Confieso que yo era uno de los millones de admiradores en todo el mundo que veía en la elección de Barack Obama con un hálito de esperanza a la que había sido una turbia y repetitiva presidencia de George W. Bush. Había hasta comprado el libro escrito por él La audacia de la Esperanza, porque tenía estampada su firma y en el eslogan pegajoso “sí podemos” se reflejaba un anhelo que me recordaba los cortos años del presidente John F. Kennedy. Cuando Obama tomó posesión, el 20 de enero de 2009, Estados Unidos no se encontraba en una buena situación. Todavía estaba sumida en una guerra de atrición en Irak y sufría las consecuencias de la crisis hipotecaria, para algunos, la peor recesión si recordamos la del 29. Cuarenta y nueve millones de norteamericanos no poseían seguros de salud, de ninguna índole, y muchos vivían debajo de la línea de la pobreza.
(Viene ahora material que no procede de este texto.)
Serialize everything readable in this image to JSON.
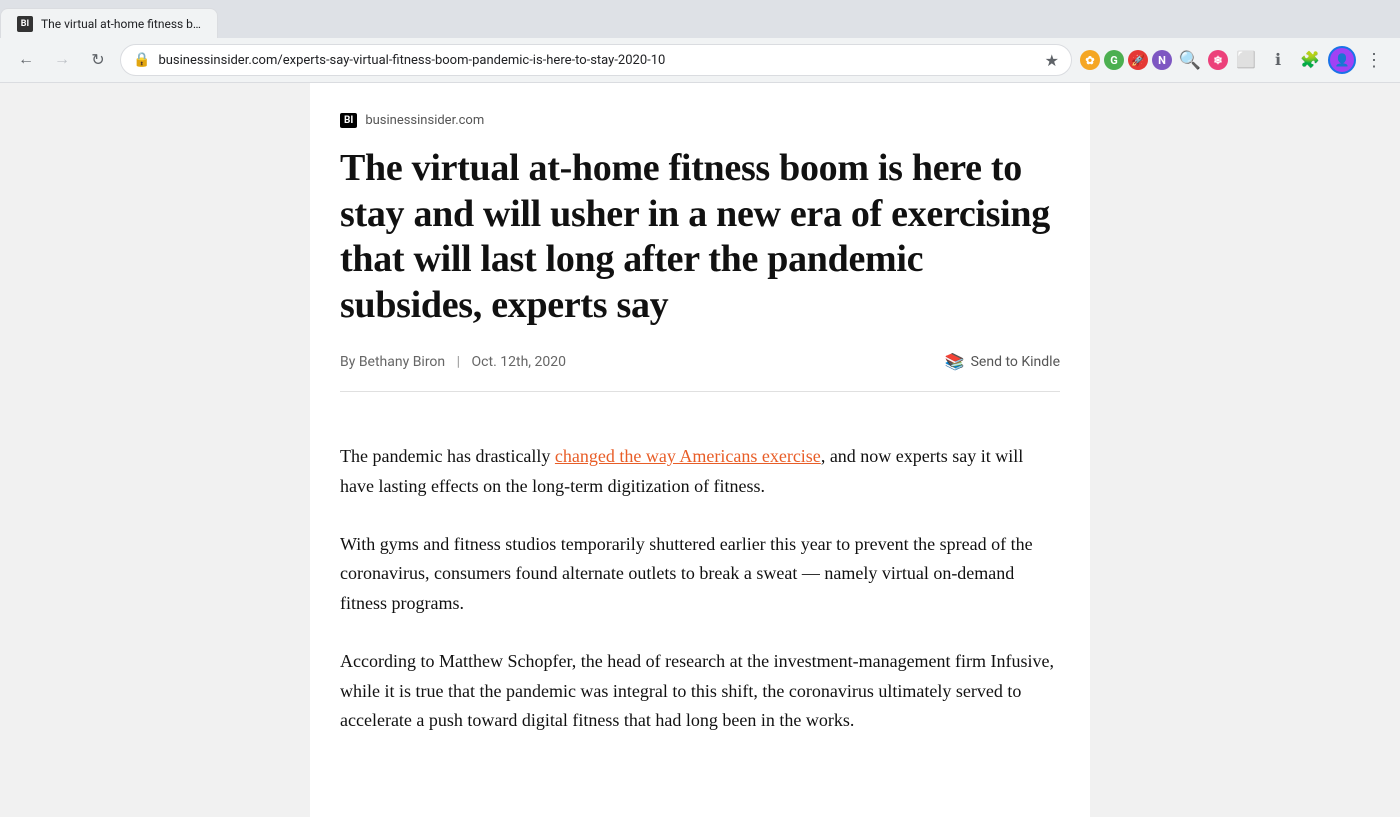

Cambiar esta situación no fue fácil. En su primer periodo, el desempleo se mantuvo en una tasa del 7.8%. Pero con la renovada confianza los números empezaron a cambiar. La confianza del consumidor empezó a escalar. Lo mismo sucedió con la producción. Introdujo el Obamacare, lo que le permitió a millones de norteamericanos contar con un seguro de salud por primera vez. Siendo fiel a su promesa, retiró a la mayoría de las tropas de Irak y Afganistán. En su primer periodo el índice Dow Jones de la Bolsa de Valores de Wall Street subió a $13 mil 534.89. Y para culminar, logró vengar el ataque terrorista de septiembre 11 de 2001, matando a Osama Bin Laden.

Todos estos acontecimientos le aseguraron la reelección para un segundo periodo. Pero como casi siempre, todos los actos humanos traen consecuencias. La deuda nacional se disparó a 20 trillones de dólares. La aplicación del Obamacare se volvió más complicada. En una franca entrevista con la revista The Atlantic, reconoció que a Washington no se le podía cambiar desde adentro, solo desde afuera. Sin embargo, domésticamente siguieron sus logros. Hizo bajar la tasa de desempleo a menos del 5%. Aprobó una nueva comunidad económica en el Trans Pacific Partnership. También reanudó las relaciones diplomáticas con Cuba. Ahora, a días de dejar la presidencia, el Quinnipiac registra su índice de aprobación en un 55%, uno de los más altos de reciente memoria. Sin embargo, es en la política exterior y no la doméstica en la que, considero, están sus fallas.

Estados Unidos es la superpotencia del mundo libre, y cuando esta potencia se amilana y retrae, todos sufrimos. Por ejemplo Siria. Obama predijo que la utilización de armas químicas constituiría la línea roja en que Estados Unidos intervendría más decisivamente. La línea no solo se volvió roja, sino morada… y Obama vacilo dejándole el campo a la Rusia de Putin. Intervino en Libia para dejarle el camino a ISIS o la nación islámica. Retiró demasiado rápido las tropas de Irak, creando un vacío que también fue llenado por ISIS. Aceptó un arreglo nuclear con Irán, solo prolongando por 10 años la obtención de armamento nuclear por este último. China, que considero se va a convertir en la verdadera nueva superpotencia del siglo XXI, dejó que militarizara el Pacífico Sur.

Es con el dragón chino y no al oso ruso donde la verdadera competencia estratégica se va a dar. Volviendo a Rusia, permitió que esta se anexara Crimea y parte de Ucrania Oriental. Asimilando todo esto, ¿Cómo es que Rusia no le va a perder el respeto a Estados Unidos hackeando cibernéticamente sus computadoras en el último torneo electoral? Quiera o no, Estados Unidos es una superpotencia global y el espacio que deje, va a ser tarde o temprano llenado alegremente por potencias rivales.

Entonces, cómo catalogar la presidencia de Barack Obama. Esto me trae a la mente una anécdota sobre Zhou en Lai. Al preguntarle un historiador que cuál era su opinión sobre la Revolución Francesa, este le contestó que todavía era muy temprano para emitir un juicio.